Ancient Earth leaves a fading signature
Rare-earth isotopes are providing clues to the nature of the Earth's first crust. Richard A Lovett reports.
Scientists studying ancient rocks in northeastern Canada have found them to be composed of remnants of even older rocks, dating back to within a few hundred million years of the formation of the Earth.
These remnants suggest that tectonic processes in the planet’s first 1.5 billion years may have been very different to what we know today. The find is important in part because on most of the planet’s surface, geological processes have long ago erased visible traces of the Earth’s primitive crust.
There are a few places with rocks believed to be at least four billion years old, and in Western Australia, geologists have found crystals, called zircons, that might have formed 4.4 billion years ago, only 150 million years or so after the Earth’s formation.
But in general, says Richard Carlson, a geochemist from Carnegie Institution for Science in Washington DC, “finding really old rock has been almost impossible.” Not that Carlton and his colleague, Jonathan O’Neil of the University of Ottawa, Canada, actually found a new trove of super-ancient rocks.
Instead, in a study published in Science, they looked for isotopic traces of earlier rocks in ones not quite so ancient. The rocks in question are granites lying east of Canada’s Hudson Bay.
Scientists have long known that these formed about 2.7 billion years ago. Their chemical composition says they didn’t erupt directly from the mantle, but were instead formed from pre-existing basalts that were pulled below the surface, heated, and then recycled back to the surface to form the granites we see today.
In the process, the physical remnants of the older rocks were destroyed, but their isotopic signatures remain. The isotope in question is neodymium-142, a rare-earth element used to make extremely powerful magnets.
Neodymium-142 is one of five stable isotopes of neodymium, but it’s important because it is the decay product from the radioactive decay of an isotope of another rare-earth element, samarium-146.

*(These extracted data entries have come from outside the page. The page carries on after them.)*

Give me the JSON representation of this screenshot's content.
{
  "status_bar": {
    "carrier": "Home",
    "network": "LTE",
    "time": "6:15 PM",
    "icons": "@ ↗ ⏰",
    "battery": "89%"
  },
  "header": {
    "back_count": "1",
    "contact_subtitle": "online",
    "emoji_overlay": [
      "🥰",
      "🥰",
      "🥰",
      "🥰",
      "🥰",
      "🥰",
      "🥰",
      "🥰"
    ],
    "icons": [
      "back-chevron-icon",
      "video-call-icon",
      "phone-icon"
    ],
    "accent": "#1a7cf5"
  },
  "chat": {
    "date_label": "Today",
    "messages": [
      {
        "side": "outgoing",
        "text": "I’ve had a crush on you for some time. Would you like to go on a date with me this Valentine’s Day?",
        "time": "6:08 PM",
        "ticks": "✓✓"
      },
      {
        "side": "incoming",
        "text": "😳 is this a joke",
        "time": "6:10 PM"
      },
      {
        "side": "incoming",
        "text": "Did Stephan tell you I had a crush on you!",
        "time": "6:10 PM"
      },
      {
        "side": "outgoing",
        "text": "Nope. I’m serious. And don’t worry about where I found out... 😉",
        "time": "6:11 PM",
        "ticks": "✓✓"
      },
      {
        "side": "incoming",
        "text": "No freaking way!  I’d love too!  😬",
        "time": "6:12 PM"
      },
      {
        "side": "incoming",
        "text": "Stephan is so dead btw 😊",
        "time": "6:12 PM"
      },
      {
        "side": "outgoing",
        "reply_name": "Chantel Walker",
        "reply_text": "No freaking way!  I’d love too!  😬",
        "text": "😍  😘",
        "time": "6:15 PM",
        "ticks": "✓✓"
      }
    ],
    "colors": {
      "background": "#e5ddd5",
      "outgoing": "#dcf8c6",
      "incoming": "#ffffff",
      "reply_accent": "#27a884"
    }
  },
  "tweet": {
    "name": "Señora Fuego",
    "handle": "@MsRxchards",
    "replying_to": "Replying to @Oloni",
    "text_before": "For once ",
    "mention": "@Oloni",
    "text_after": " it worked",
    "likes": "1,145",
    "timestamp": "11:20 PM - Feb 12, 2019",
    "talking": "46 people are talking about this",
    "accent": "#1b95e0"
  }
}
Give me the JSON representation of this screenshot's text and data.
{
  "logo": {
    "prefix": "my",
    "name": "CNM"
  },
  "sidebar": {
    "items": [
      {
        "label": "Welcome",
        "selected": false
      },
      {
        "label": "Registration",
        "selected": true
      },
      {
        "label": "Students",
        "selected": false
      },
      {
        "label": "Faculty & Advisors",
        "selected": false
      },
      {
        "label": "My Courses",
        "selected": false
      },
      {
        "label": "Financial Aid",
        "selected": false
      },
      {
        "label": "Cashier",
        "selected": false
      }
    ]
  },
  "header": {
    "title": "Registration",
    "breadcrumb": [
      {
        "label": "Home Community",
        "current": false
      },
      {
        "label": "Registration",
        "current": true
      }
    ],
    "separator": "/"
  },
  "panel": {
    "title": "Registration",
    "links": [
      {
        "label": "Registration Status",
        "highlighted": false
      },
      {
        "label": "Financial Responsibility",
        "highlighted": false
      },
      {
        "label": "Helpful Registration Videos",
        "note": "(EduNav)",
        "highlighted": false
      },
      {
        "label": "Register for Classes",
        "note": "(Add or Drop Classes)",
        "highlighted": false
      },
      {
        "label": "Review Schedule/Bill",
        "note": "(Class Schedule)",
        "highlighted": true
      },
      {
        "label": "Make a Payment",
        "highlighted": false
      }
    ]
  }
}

Samarium-146 has a half-life of 103 million years. That may sound like a lot in human terms, but in the context of the world’s most ancient rocks, it is actually fairly short, especially because within five or six half-lives it would have been “basically gone,” Carlson says.
What this means is that by carefully measuring the relative quantities of various isotopes of neodymium, including neodymium-142, scientists can determine whether a rock includes ingredients that come from an older rock that formed before the earth ran out of samarium-146.
“You can see it with a mass spectrometer, but you can’t see it with a microscope,” Carlton says.
Using this method, he and O’Neil found that the basalts that were reprocessed to form the 2.7-billion-year-old granites must have formed at least 4.2 billion years ago.
That’s an interesting find in and of itself, says Tim Johnson, from Curtin University in Perth, Australia, who was not part of the study team, because it provides “convincing evidence” that the Earth’s most ancient crust was indeed recycled into granites, such as those studied by Carlton and O’Neil, rocks that Johnson calls “the nuclei of the continents.”
But it’s also important because it means that the basalts that formed Carlton’s and O’Neal’s 2.7-billion-year-old granites survived for 1.5 billion years before they were subducted and metamorphosed into them. That’s a long time, given the fact that today’s basalts only survive for a couple hundred million years before modern plate tectonics recycles them.
One explanation might be that the basalts that formed the Canadian granites came from a gigantic block of rock that somehow resisted subduction for 1.5 billion years. Another is that tectonics on the early Earth moved very slowly, if at all, allowing basalts to remain on the surface of the earth for much longer than is possible in today’s tectonic regime.
Johnson thinks it’s the latter. Other research, including his own, has been finding that plate tectonics may well not have been occurring on the early Earth.
“In my view,” he says, “[this] is another nail in the coffin for the view that plate tectonics best explains the geodynamic evolution of the Earth in its first billion years.”